I am a huge fan of . Through his work I came to realize that MS has a lot of cool and interesting research going on. With products like voice and face recognition; picture stitching and their research into UI. Their are a lot of highly talented people working their. Their jobs aren’t easy, especially given the size of the company and how compartmentalized something as big as MS can be, sometimes even out of necessity.

The whole concept of a humanized MS was a very hard sell to me, given their history of DOS, dblspace, Office, etc. I was willing to at least see what the “other side” was about. Then came Steve Balmer’s announcements and rants about Linux and the “patented infringements of linux.” How he hinted about every linux user would have to pay royalties. Now, on the coat tails of their announcement of this patent infringement and their deal with Novell, comes word that Novell is going to fork OpenOffice and add Open XML to it.

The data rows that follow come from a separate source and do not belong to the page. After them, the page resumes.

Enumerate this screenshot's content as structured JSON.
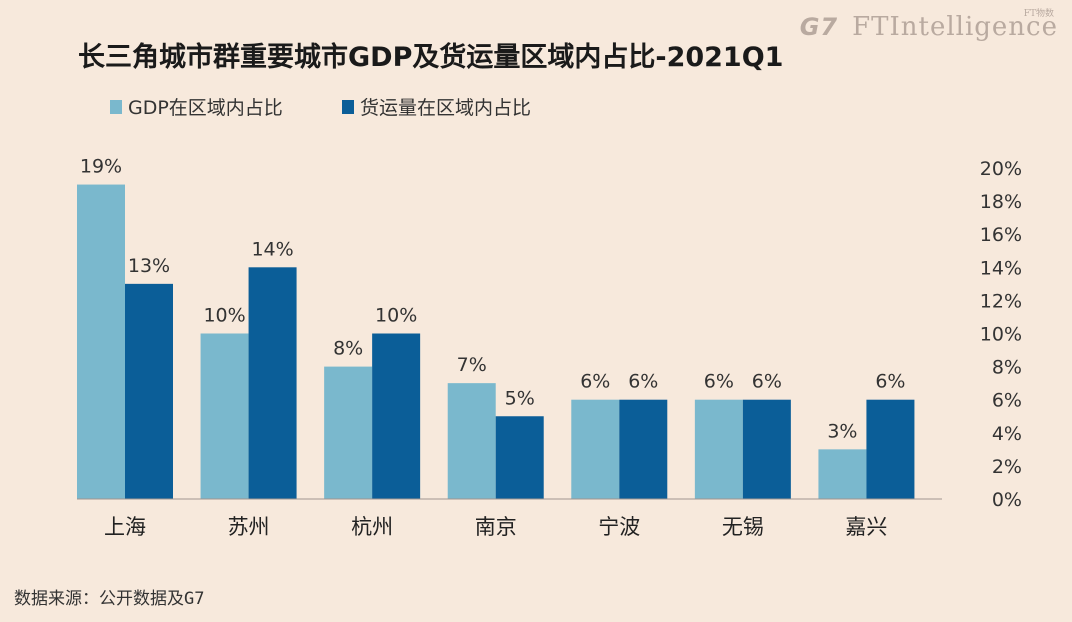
{
  "brand": {
    "g7": "G7",
    "name": "FTIntelligence",
    "sub": "FT物数"
  },
  "footer": {
    "source": "数据来源：公开数据及G7"
  },
  "chart_data": {
    "type": "bar",
    "title": "长三角城市群重要城市GDP及货运量区域内占比-2021Q1",
    "categories": [
      "上海",
      "苏州",
      "杭州",
      "南京",
      "宁波",
      "无锡",
      "嘉兴"
    ],
    "series": [
      {
        "name": "GDP在区域内占比",
        "values": [
          19,
          10,
          8,
          7,
          6,
          6,
          3
        ],
        "labels": [
          "19%",
          "10%",
          "8%",
          "7%",
          "6%",
          "6%",
          "3%"
        ],
        "color": "#7ab8cd"
      },
      {
        "name": "货运量在区域内占比",
        "values": [
          13,
          14,
          10,
          5,
          6,
          6,
          6
        ],
        "labels": [
          "13%",
          "14%",
          "10%",
          "5%",
          "6%",
          "6%",
          "6%"
        ],
        "color": "#0b5e98"
      }
    ],
    "ylim": [
      0,
      20
    ],
    "yticks": [
      "0%",
      "2%",
      "4%",
      "6%",
      "8%",
      "10%",
      "12%",
      "14%",
      "16%",
      "18%",
      "20%"
    ],
    "legend": "top-left",
    "grid": false
  }
}
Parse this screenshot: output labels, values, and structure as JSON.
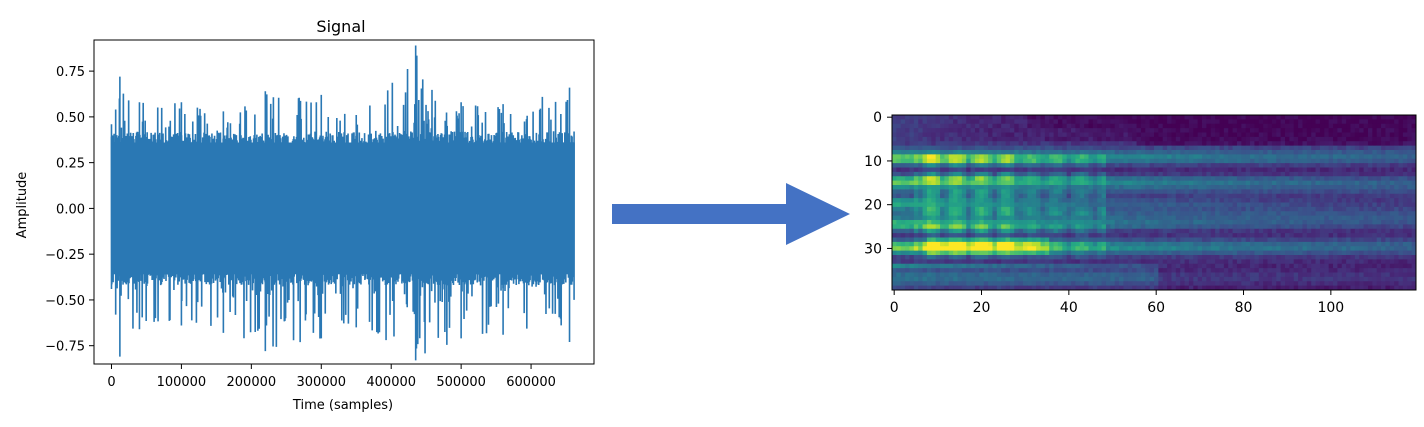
{
  "chart_data": [
    {
      "type": "line",
      "title": "Signal",
      "xlabel": "Time (samples)",
      "ylabel": "Amplitude",
      "xlim": [
        -25000,
        690000
      ],
      "ylim": [
        -0.85,
        0.92
      ],
      "x_ticks": [
        0,
        100000,
        200000,
        300000,
        400000,
        500000,
        600000
      ],
      "x_tick_labels": [
        "0",
        "100000",
        "200000",
        "300000",
        "400000",
        "500000",
        "600000"
      ],
      "y_ticks": [
        0.75,
        0.5,
        0.25,
        0.0,
        -0.25,
        -0.5,
        -0.75
      ],
      "y_tick_labels": [
        "0.75",
        "0.50",
        "0.25",
        "0.00",
        "−0.25",
        "−0.50",
        "−0.75"
      ],
      "grid": false,
      "color": "#2a78b4",
      "series": [
        {
          "x_range": [
            0,
            661500
          ],
          "envelope": [
            {
              "x": 0,
              "upper": 0.46,
              "lower": -0.44
            },
            {
              "x": 6000,
              "upper": 0.54,
              "lower": -0.58
            },
            {
              "x": 12000,
              "upper": 0.72,
              "lower": -0.81
            },
            {
              "x": 40000,
              "upper": 0.58,
              "lower": -0.66
            },
            {
              "x": 100000,
              "upper": 0.58,
              "lower": -0.64
            },
            {
              "x": 160000,
              "upper": 0.53,
              "lower": -0.68
            },
            {
              "x": 220000,
              "upper": 0.64,
              "lower": -0.78
            },
            {
              "x": 300000,
              "upper": 0.62,
              "lower": -0.71
            },
            {
              "x": 350000,
              "upper": 0.51,
              "lower": -0.65
            },
            {
              "x": 435000,
              "upper": 0.89,
              "lower": -0.83
            },
            {
              "x": 500000,
              "upper": 0.58,
              "lower": -0.71
            },
            {
              "x": 560000,
              "upper": 0.57,
              "lower": -0.69
            },
            {
              "x": 655000,
              "upper": 0.66,
              "lower": -0.73
            },
            {
              "x": 661500,
              "upper": 0.42,
              "lower": -0.5
            }
          ]
        }
      ]
    },
    {
      "type": "heatmap",
      "title": "",
      "colormap": "viridis",
      "x_ticks": [
        0,
        20,
        40,
        60,
        80,
        100
      ],
      "x_tick_labels": [
        "0",
        "20",
        "40",
        "60",
        "80",
        "100"
      ],
      "y_ticks": [
        0,
        10,
        20,
        30
      ],
      "y_tick_labels": [
        "0",
        "10",
        "20",
        "30"
      ],
      "n_cols": 120,
      "n_rows": 40,
      "xlim": [
        -0.5,
        119.5
      ],
      "ylim": [
        39.5,
        -0.5
      ]
    }
  ],
  "arrow": {
    "color": "#4472c4"
  }
}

GrokLaw has a good description and on going discussion about it. This really just comes back to MS’s predatory practices: copy and/or buy out the competition. When it comes to their core products their isn’t a lot of ingenuity, just copying, buying and reselling it. Once that is accomplished make the world believe they came up with the idea and redesign it to just enough to force others to license it. Brilliant in an evil sort of way, force the world to accept your mediocrity and kill of competitive and innovative thinking.